Mission Black List #1

I’ve just finished reading Mission Black List #1. The story told by the interrogator who found Saddam Hussein. It is an intriguing view, from the inside, of the military intelligence gathering in Iraq.  The interrogator, Eric Maddox, realized the centralized military interrogation was not producing results; so, he developed his own system.

While working in Tikrit, Eric realized there were family and tribal links between the men closest to Saddam.  The centralized interrogation – sending all prisoners to Baghdad – was not equipped to draw the links between prisoners. They just processed prisoners from all over Iraq and moved them out.  Eric created a link diagram of these relationships. This was innovative.  He was able to work his way up the  links until he found Black List #1, Saddam Hussein.

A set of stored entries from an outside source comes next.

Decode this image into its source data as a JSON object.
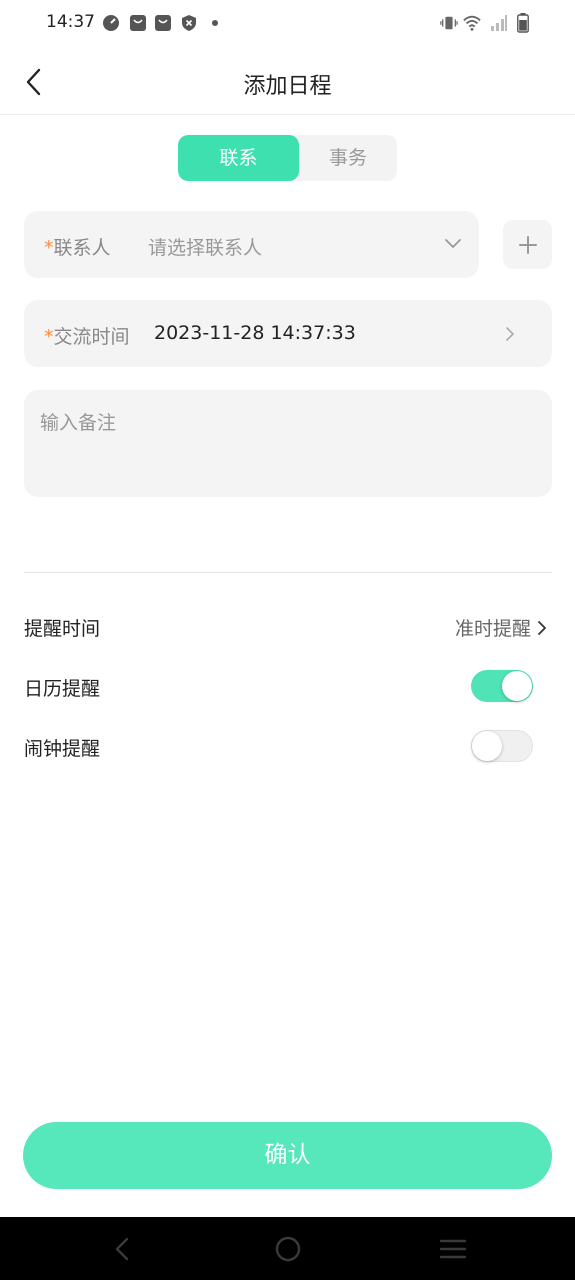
{
  "status_bar": {
    "time": "14:37"
  },
  "header": {
    "title": "添加日程"
  },
  "tabs": [
    {
      "label": "联系",
      "active": true
    },
    {
      "label": "事务",
      "active": false
    }
  ],
  "form": {
    "contact": {
      "required_mark": "*",
      "label": "联系人",
      "placeholder": "请选择联系人"
    },
    "time": {
      "required_mark": "*",
      "label": "交流时间",
      "value": "2023-11-28 14:37:33"
    },
    "remark": {
      "placeholder": "输入备注"
    }
  },
  "settings": {
    "reminder_time": {
      "label": "提醒时间",
      "value": "准时提醒"
    },
    "calendar_reminder": {
      "label": "日历提醒",
      "on": true
    },
    "alarm_reminder": {
      "label": "闹钟提醒",
      "on": false
    }
  },
  "confirm_label": "确认",
  "colors": {
    "accent": "#3fe0b0",
    "confirm": "#56e8bb",
    "required": "#ff8a3d"
  }
}
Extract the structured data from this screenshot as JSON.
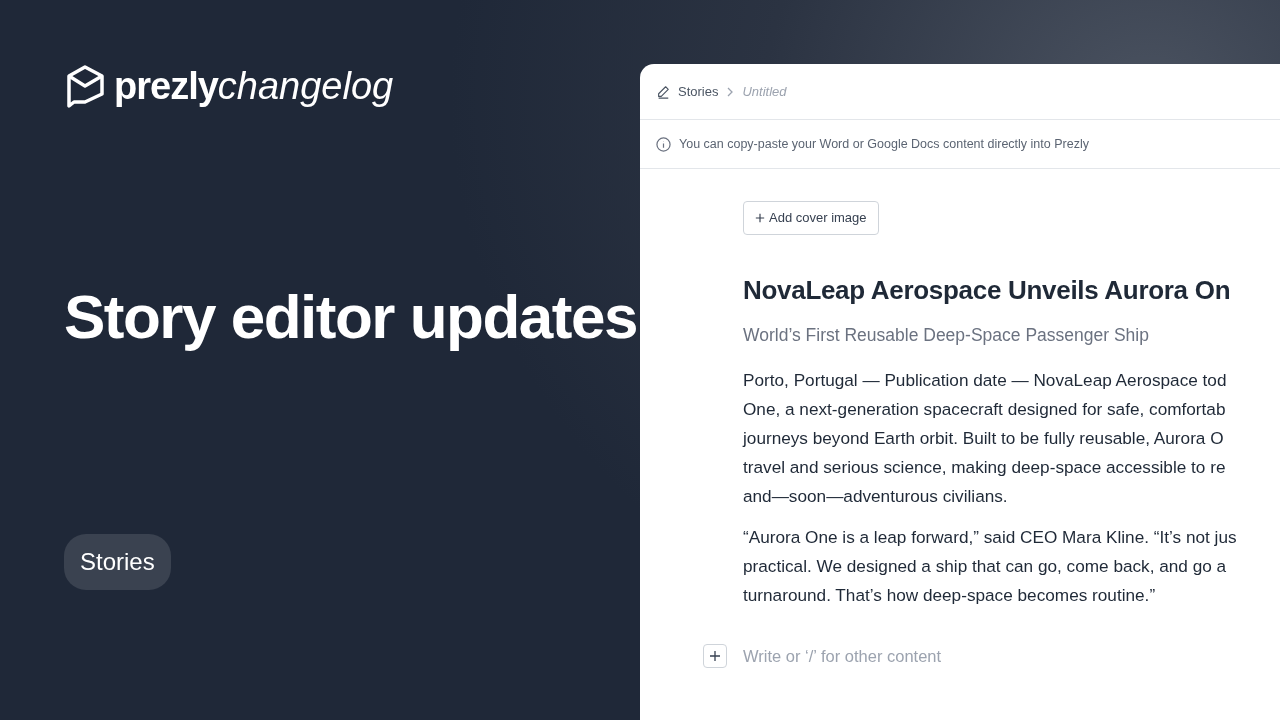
{
  "brand": {
    "name": "prezly",
    "suffix": "changelog"
  },
  "headline": "Story editor updates",
  "tag": "Stories",
  "editor": {
    "breadcrumb": [
      {
        "label": "Stories",
        "current": false
      },
      {
        "label": "Untitled",
        "current": true
      }
    ],
    "notice": "You can copy-paste your Word or Google Docs content directly into Prezly",
    "cover_button": "Add cover image",
    "title": "NovaLeap Aerospace Unveils Aurora On",
    "subtitle": "World’s First Reusable Deep-Space Passenger Ship",
    "paragraphs": [
      [
        "Porto, Portugal — Publication date — NovaLeap Aerospace tod",
        "One, a next-generation spacecraft designed for safe, comfortab",
        "journeys beyond Earth orbit. Built to be fully reusable, Aurora O",
        "travel and serious science, making deep-space accessible to re",
        "and—soon—adventurous civilians."
      ],
      [
        "“Aurora One is a leap forward,” said CEO Mara Kline. “It’s not jus",
        "practical. We designed a ship that can go, come back, and go a",
        "turnaround. That’s how deep-space becomes routine.”"
      ]
    ],
    "new_block": {
      "placeholder": "Write or ‘/’ for other content"
    }
  }
}
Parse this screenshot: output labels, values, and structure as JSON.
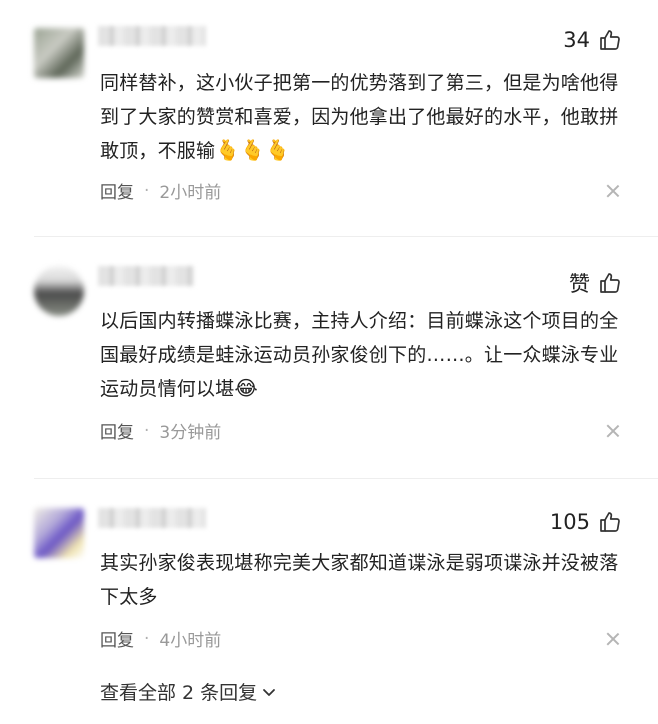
{
  "comments": [
    {
      "likes": "34",
      "text": "同样替补，这小伙子把第一的优势落到了第三，但是为啥他得到了大家的赞赏和喜爱，因为他拿出了他最好的水平，他敢拼敢顶，不服输",
      "emoji": "🫰🫰🫰",
      "reply_label": "回复",
      "time": "2小时前"
    },
    {
      "likes": "赞",
      "text": "以后国内转播蝶泳比赛，主持人介绍：目前蝶泳这个项目的全国最好成绩是蛙泳运动员孙家俊创下的……。让一众蝶泳专业运动员情何以堪",
      "emoji": "😂",
      "reply_label": "回复",
      "time": "3分钟前"
    },
    {
      "likes": "105",
      "text": "其实孙家俊表现堪称完美大家都知道谍泳是弱项谍泳并没被落下太多",
      "emoji": "",
      "reply_label": "回复",
      "time": "4小时前"
    }
  ],
  "view_all": "查看全部 2 条回复",
  "icons": {
    "like": "thumbs-up-icon",
    "close": "close-icon",
    "expand": "chevron-down-icon"
  }
}
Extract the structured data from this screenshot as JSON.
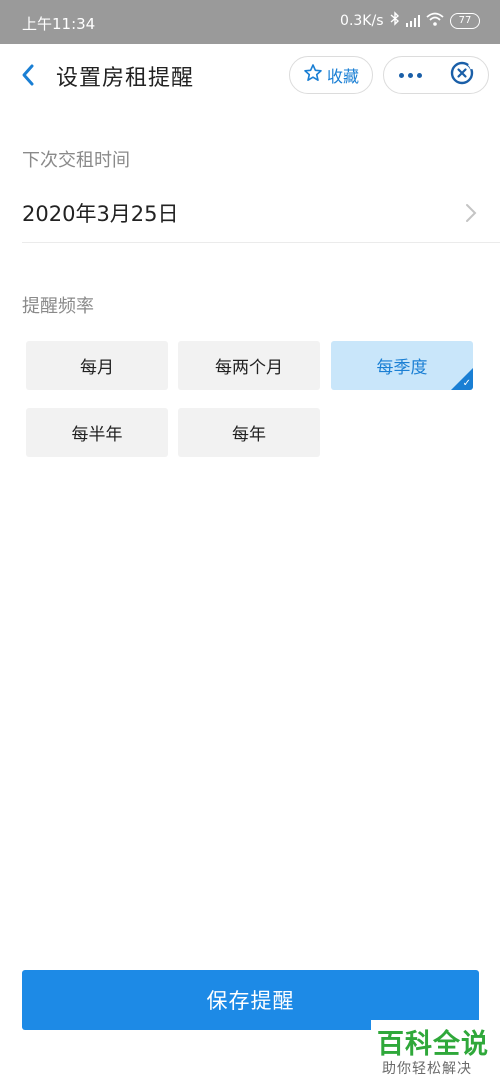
{
  "status_bar": {
    "time": "上午11:34",
    "speed": "0.3K/s",
    "battery": "77"
  },
  "header": {
    "title": "设置房租提醒",
    "favorite_label": "收藏"
  },
  "next_rent": {
    "label": "下次交租时间",
    "date": "2020年3月25日"
  },
  "frequency": {
    "label": "提醒频率",
    "options": [
      "每月",
      "每两个月",
      "每季度",
      "每半年",
      "每年"
    ],
    "selected": "每季度"
  },
  "save_button": "保存提醒",
  "watermark": {
    "title": "百科全说",
    "subtitle": "助你轻松解决"
  },
  "colors": {
    "accent": "#1d8ae6",
    "selected_bg": "#c9e6fa",
    "status_bar": "#9a9a9a",
    "watermark_green": "#2fa83a"
  },
  "icons": [
    "back-arrow-icon",
    "star-icon",
    "more-dots-icon",
    "close-circle-icon",
    "chevron-right-icon",
    "bluetooth-icon",
    "signal-icon",
    "wifi-icon",
    "battery-icon",
    "check-icon"
  ]
}
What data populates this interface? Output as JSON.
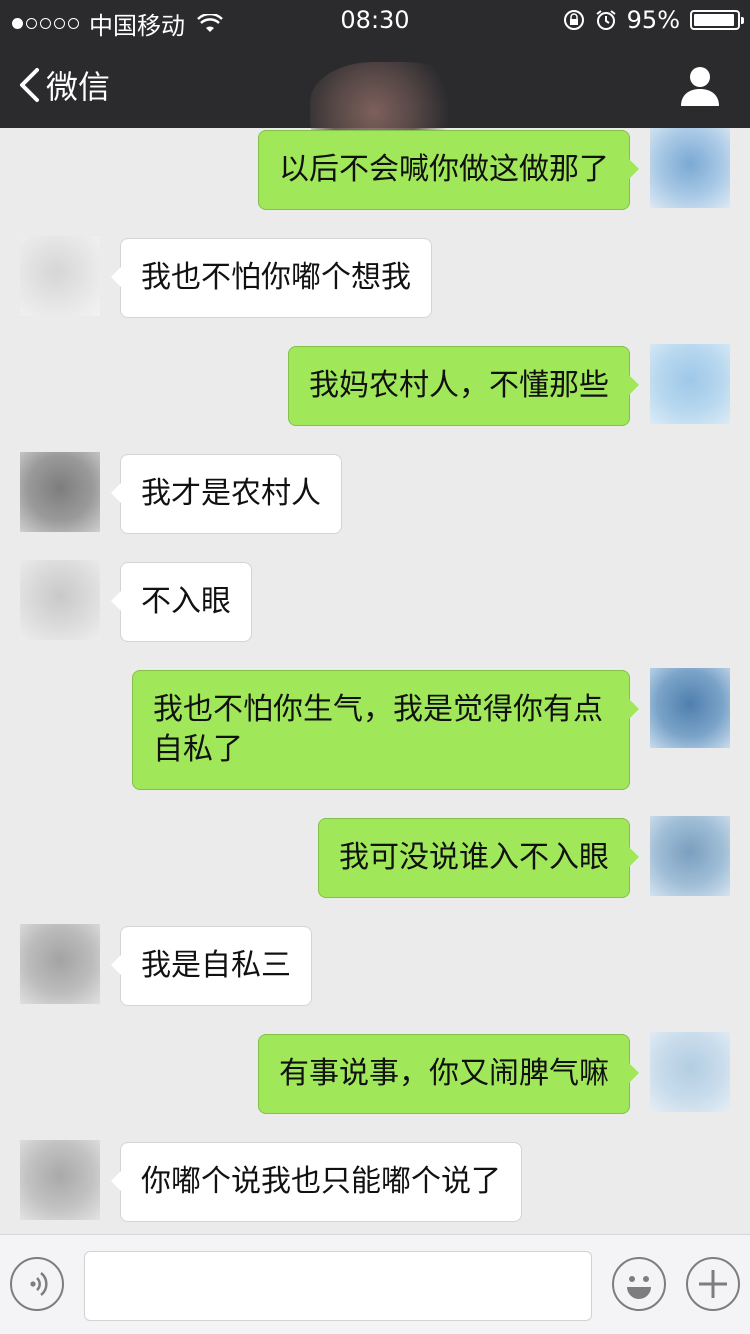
{
  "status_bar": {
    "carrier": "中国移动",
    "time": "08:30",
    "battery": "95%",
    "battery_level": 0.95
  },
  "nav": {
    "back_label": "微信",
    "back_icon": "chevron-left-icon",
    "profile_icon": "person-icon"
  },
  "messages": [
    {
      "side": "out",
      "text": "以后不会喊你做这做那了"
    },
    {
      "side": "in",
      "text": "我也不怕你嘟个想我"
    },
    {
      "side": "out",
      "text": "我妈农村人，不懂那些"
    },
    {
      "side": "in",
      "text": "我才是农村人"
    },
    {
      "side": "in",
      "text": "不入眼"
    },
    {
      "side": "out",
      "text": "我也不怕你生气，我是觉得你有点自私了"
    },
    {
      "side": "out",
      "text": "我可没说谁入不入眼"
    },
    {
      "side": "in",
      "text": "我是自私三"
    },
    {
      "side": "out",
      "text": "有事说事，你又闹脾气嘛"
    },
    {
      "side": "in",
      "text": "你嘟个说我也只能嘟个说了"
    }
  ],
  "input_bar": {
    "voice_icon": "voice-icon",
    "emoji_icon": "emoji-icon",
    "plus_icon": "plus-icon",
    "text_value": ""
  },
  "colors": {
    "nav_bg": "#2b2b2e",
    "chat_bg": "#ebebeb",
    "outgoing_bubble": "#a0e75a",
    "incoming_bubble": "#ffffff"
  }
}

His story moves quickly over 6 months.  He knew he was on to something. Proving it to everyone else would be difficult. There were tense moments when he was about to make a break through and the chain of command had other plans. He was working outside the system. Until he could prove himself, he was a renegade. The military doesn’t work that way.

His story is full of lessons for all us: realizing there is a better way, working against the establishment, creating new ideas and being successful despite the barriers.  When organizations are large – like the military – they develop systems to manage processes. Sometimes, the best intentions just get in the way. Success comes from individuals, like Eric Maddox, who have better ideas and fight to prove them.

My New Year’s Resolution was to read 6 non fiction books. They have to be outside my area of expertise.  I started with Mission Black List #1. This book was #1 for my mission.  I found the book easy to read.  It was a quick read. The last few chapters, leading to capture, get really tense. I’m glad we have soldiers like Eric Maddox.